Au fil des séances du séminaire du Mercredi et des pages web qui viennent à l'appui, nous allons progresser sur trois voies très différentes mais dont nous espérons montrer qu’elles s’articulent ensemble de manière fructueuse pour chacun d’entre nous. L’animateur du séminaire et webmestre du serveur dédié lui-même poursuit son chemin sur ces trois voies à différents moments de ses recherches sur l’Inde et, à ses yeux, elles forment un tout, même si les trois paragraphes suivants correspondent, au sein du séminaire, à trois ensembles de préoccupations différentes pour trois auditoires différents:

• «L’Inde» est l’un des mondes avec lequel beaucoup de nos contemporains entretiennent des rapports existentiels forts. Nous nous attachons à décrire ce «monde» et nous réfléchissons sur les positions, les postures, les engagements qu’il suscite en Europe. Sur cette voie, nous disposons de deux grands ensembles d’analyse et de réflexion construits depuis quarante ans pour l’un (la Contre-Culture), depuis vingt ans pour l’autre (les Postcolonial studies) tant en Inde qu’en Occident.

• Nombre de sympathisants de Philosophindia.fr entreprennent des recherches sur des questions particulières liées à la philosophie dans l’Inde: sur la Déesse, sur la Forêt ou l'écologie militante, sur le Théâtre et la danse, sur l’Ayurvéda et les disciplines du corps, etc. A leur intention, la bibliothèque Ganapati s'enrichit sans cesse de textes classiques produits par des indianistes de notre temps: Madeleine Biardeau, Georges Dumézil, Louis Dumont, Charles Malamoud, Attipat K. Ramanujan, etc.

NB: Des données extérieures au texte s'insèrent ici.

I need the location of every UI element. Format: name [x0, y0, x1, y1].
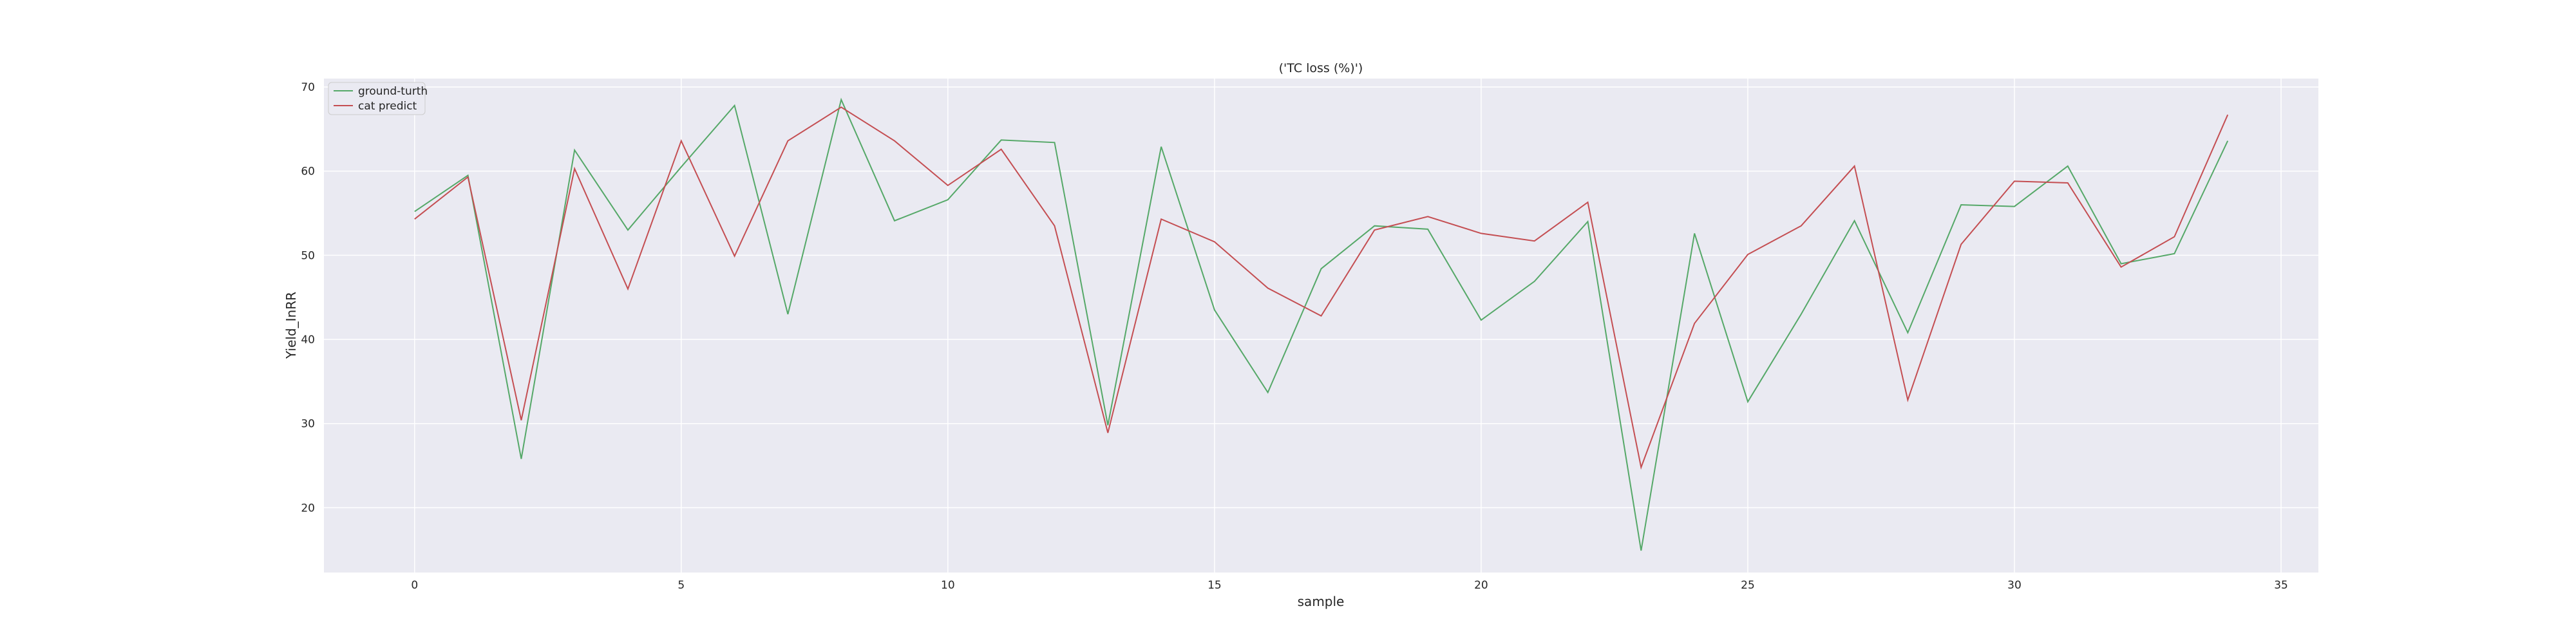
y-tick-label: 30 [301, 418, 315, 431]
x-tick-label: 10 [941, 579, 955, 592]
legend-label-cat-predict: cat predict [358, 100, 417, 113]
chart-title: ('TC loss (%)') [1279, 61, 1363, 75]
tick-labels: 0 5 10 15 20 25 30 35 20 30 40 50 60 70 [301, 81, 2287, 592]
y-tick-label: 60 [301, 166, 315, 178]
x-tick-label: 5 [677, 579, 685, 592]
series-line-cat-predict [414, 106, 2229, 470]
legend-label-ground-turth: ground-turth [358, 85, 428, 98]
y-tick-label: 70 [301, 81, 315, 94]
x-tick-label: 25 [1741, 579, 1755, 592]
x-tick-label: 35 [2274, 579, 2288, 592]
x-tick-label: 0 [411, 579, 418, 592]
plot-background [324, 79, 2318, 573]
series-lines [414, 97, 2229, 551]
y-tick-label: 40 [301, 334, 315, 346]
y-tick-label: 20 [301, 502, 315, 515]
legend: ground-turth cat predict [328, 82, 428, 115]
y-tick-label: 50 [301, 249, 315, 262]
x-tick-label: 20 [1474, 579, 1488, 592]
x-tick-label: 30 [2007, 579, 2022, 592]
x-tick-label: 15 [1208, 579, 1222, 592]
x-axis-label: sample [1298, 594, 1345, 609]
y-axis-label: Yield_InRR [283, 292, 299, 359]
series-line-ground-turth [414, 97, 2229, 551]
grid-lines [324, 79, 2318, 573]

• Sur une voie plus abstraite et plus érudite, la philosophie dans l’Inde se définit pour nous de deux façons. D’une part il s’agit d’une vaste littérature, principalement en sanskrit, et d’une «Grande Tradition» déployée à travers l’histoire foisonnante d’innombrables écoles et disciplines de pensée depuis l’Antiquité. D’autre part cette littérature constitue, par rapport à la tradition philosophique occidentale, une alternative critique. Les modes de pensée sont différents, et c’est en cela que la philosophie dans l’Inde nous intéresse.

Je ne suis ni le spécialiste ni l’adepte d’aucune Pratique exotique ni Ecole particulière de philosophie indienne, bien que j’aie étudié plus particulièrement des textes d’Ayurvéda et de Nyâya. Nous ne prenons pas les textes comme point de départ. Nous n’adoptons pas, ni dans le séminaire du Mercredi ni sur le serveur dédié, les méthodes (explication de textes) et les objets (Ecoles ou périodes) qui ont généralement cours dans les enseignements de philosophie de l’Inde. Le tableau que nous voulons dresser de la philosophie dans l’Inde ne s’inscrit absolument pas dans les cadres de la vulgate enseignée depuis le XIXème siècle (les Six Darshanas, l’hindouisme et le bouddhisme). C’est par rapport à nous et aux préoccupations de notre temps que la philosophie dans l’Inde nous intéresse.